The osteochondral unit of the knee joint in 5 weeks old rats exhibits an immature phenotype, displaying active subchondral bone formation through endochondral ossification and the absence of a tidemark. When transplanted into skeletally mature animals, the immature OCGs resumed their maturation process, i.e., formed new subchondral bone, established the tidemark, and maintained their Safranin O-positive hyaline cartilage at 16 weeks after transplantation. The bTECs (hPDCs + hACs) could partially recapitulate the biology as seen with the immature OCGs, including the formation of the joint surface architecture with typical zonation, ranging from non-mineralized hyaline cartilage in the superficial layers to a progressively mineralized matrix at the interface with a new subchondral bone plate.

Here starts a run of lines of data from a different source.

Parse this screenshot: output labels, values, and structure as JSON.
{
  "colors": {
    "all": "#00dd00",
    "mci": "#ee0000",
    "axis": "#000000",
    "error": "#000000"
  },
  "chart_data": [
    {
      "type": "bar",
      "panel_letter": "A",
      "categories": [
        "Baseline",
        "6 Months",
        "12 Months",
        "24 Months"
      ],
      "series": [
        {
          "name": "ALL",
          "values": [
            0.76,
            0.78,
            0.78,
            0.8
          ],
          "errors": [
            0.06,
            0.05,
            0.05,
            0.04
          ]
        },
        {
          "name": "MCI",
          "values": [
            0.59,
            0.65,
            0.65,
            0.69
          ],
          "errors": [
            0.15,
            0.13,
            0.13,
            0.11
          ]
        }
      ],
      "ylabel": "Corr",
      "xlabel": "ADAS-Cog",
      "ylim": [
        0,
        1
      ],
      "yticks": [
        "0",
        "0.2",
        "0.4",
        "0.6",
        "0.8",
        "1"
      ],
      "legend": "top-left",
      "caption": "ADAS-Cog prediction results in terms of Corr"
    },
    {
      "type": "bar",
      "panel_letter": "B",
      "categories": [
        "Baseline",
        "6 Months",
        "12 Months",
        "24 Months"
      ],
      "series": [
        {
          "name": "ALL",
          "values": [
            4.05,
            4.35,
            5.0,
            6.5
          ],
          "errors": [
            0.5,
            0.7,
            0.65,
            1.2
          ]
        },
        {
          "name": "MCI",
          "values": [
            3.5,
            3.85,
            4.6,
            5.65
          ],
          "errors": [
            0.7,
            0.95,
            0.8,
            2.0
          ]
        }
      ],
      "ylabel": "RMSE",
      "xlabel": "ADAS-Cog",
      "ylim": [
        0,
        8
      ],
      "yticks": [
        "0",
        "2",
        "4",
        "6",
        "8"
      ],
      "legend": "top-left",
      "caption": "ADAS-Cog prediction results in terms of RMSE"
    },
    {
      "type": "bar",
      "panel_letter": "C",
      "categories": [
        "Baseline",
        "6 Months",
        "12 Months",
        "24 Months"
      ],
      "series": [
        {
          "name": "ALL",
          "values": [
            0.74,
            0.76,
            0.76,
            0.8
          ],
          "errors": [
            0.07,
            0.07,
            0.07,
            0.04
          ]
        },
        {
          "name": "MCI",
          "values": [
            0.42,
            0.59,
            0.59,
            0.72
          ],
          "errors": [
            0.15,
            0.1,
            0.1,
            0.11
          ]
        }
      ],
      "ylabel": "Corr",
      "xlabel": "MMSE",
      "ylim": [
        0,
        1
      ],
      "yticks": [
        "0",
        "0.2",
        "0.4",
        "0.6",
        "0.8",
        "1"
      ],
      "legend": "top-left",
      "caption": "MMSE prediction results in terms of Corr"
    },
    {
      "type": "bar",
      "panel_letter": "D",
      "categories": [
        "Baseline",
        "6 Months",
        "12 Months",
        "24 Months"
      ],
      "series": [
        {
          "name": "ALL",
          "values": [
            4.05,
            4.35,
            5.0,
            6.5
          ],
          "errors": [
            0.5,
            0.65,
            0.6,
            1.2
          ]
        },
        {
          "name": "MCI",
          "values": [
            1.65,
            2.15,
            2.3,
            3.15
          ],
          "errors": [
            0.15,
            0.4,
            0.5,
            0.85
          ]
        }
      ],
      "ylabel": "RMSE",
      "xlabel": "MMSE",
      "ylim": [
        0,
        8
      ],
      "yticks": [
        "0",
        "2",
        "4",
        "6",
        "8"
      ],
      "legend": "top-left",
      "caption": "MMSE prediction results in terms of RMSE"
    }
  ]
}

Cell-based TE constructs mimicking immature OCGs and displaying a hierarchically organized structure comprising of different tissue forming units seem an attractive strategy to treat deep osteochondral defects of the knee.
修复深层的骨关节面缺损是一项重大的临床未满足需求。重要的是,未经治疗的病变会导致很高的骨关节炎发病率。目前修复这些缺损的策略包括骨软骨自体移植或结合骨自体移植物和自体软骨细胞移植的“三明治”策略,但长期结果记录不佳。在这项研究中,我们首先研究了幼年骨软骨移植物(OCG)修复成熟大鼠的骨关节面缺损的能力。基于这种再生模型,我们为大鼠膝关节深层骨关节缺损的修复,制作了一种新的、生物的、双层的无支架组织工程构建体(bTEC)。
从小鼠膝关节的髁间窝中切取圆柱形 OCG,并移植到成熟的大鼠(11 周龄)的骨关节缺损中。为了制作 bTEC,使用先前优化的含有生长和分化因子(包括骨形态发生蛋白)的化学定义培养基配方,体外培养人骨膜源性祖细胞(hPDC)和人关节软骨细胞(hAC)的微团(μMasses)。这两种μMass 类型随后作为双层构建体植入裸鼠的骨关节缺损中。手术后 4 周和 16 周时,收集膝关节进行后续的 3D 成像分析和组织学评估。微计算机断层扫描(μCT)、H&E 和番红 O 染色用于评估组织修复的程度和质量。
5 周龄大鼠膝关节的骨关节单元呈现出未成熟的表型,通过软骨内成骨显示出活跃的软骨下骨形成,并且没有潮线。当移植到成熟的动物体内时,未成熟的 OCG 恢复了它们的成熟过程,即在移植后 16 周形成新的软骨下骨、建立潮线并保持其番红 O 阳性透明软骨。bTEC(hPDC+hAC)可以部分再现与幼年 OCG 相似的生物学特性,包括形成具有典型分区的关节表面结构,从浅层的非矿化透明软骨到与新软骨下骨板交界的逐渐矿化基质。
模拟幼年 OCG 并显示出具有不同组织形成单元的层次结构的基于细胞的组织工程构建体似乎是治疗膝关节深层骨关节缺损的一种有吸引力的策略。